Each time I bend over to properly dispose of Maggie’s “business,” I know every cat-owning neighbor is laughing uncontrollably and thinking “What a sucker.” As if that’s not bad enough, I then have to walk home CARRYING the smelly bag of poop for all of Shelburne Road to see. I call this the Dog Shit Walk of Shame. Why don’t I just stamp “This dog OWNS me” on my forehead and call it a day?   

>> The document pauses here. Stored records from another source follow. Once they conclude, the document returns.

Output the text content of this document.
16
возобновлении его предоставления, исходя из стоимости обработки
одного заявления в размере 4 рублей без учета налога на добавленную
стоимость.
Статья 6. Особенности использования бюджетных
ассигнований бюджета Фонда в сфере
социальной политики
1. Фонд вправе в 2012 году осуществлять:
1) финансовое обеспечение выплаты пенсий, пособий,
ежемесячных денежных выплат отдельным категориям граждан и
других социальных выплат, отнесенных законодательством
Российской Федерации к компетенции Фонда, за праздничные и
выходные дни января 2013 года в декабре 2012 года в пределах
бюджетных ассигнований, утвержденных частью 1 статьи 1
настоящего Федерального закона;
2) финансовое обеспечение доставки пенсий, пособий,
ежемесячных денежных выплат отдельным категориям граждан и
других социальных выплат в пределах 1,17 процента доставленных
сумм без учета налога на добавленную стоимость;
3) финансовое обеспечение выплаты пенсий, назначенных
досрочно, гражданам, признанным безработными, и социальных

I’m serious when I say the person that invented this practice should be rewarded. He or she has managed to dupe an entire society into believing Fido is worth following around and cleaning up after. I mean, think about it. No one treats dogs like we do here in America. We invent “doggy daycares” for them, allow them to take up half of our beds, take them for walks a few times a day, and sometimes pay an exorbitant amount of money just to own them.  What do other countries do? Make them sleep outside until they’re ready to eat them. Ok, so that’s not the norm. I’m just saying it’s crazzzzy we pick up dog poop and think nothing of it!  It’s no wonder some dogs don’t listen to their owners—would you respect someone on their hands and knees picking up your breakfast, lunch, & dinner? Yeah, didn’t think so.

Before I stop talking about this lovely subject, what’s the proper etiquette on doggy-diarrhea? A good friend told me “we don’t pick that up,” and that was the best news I’d heard all day.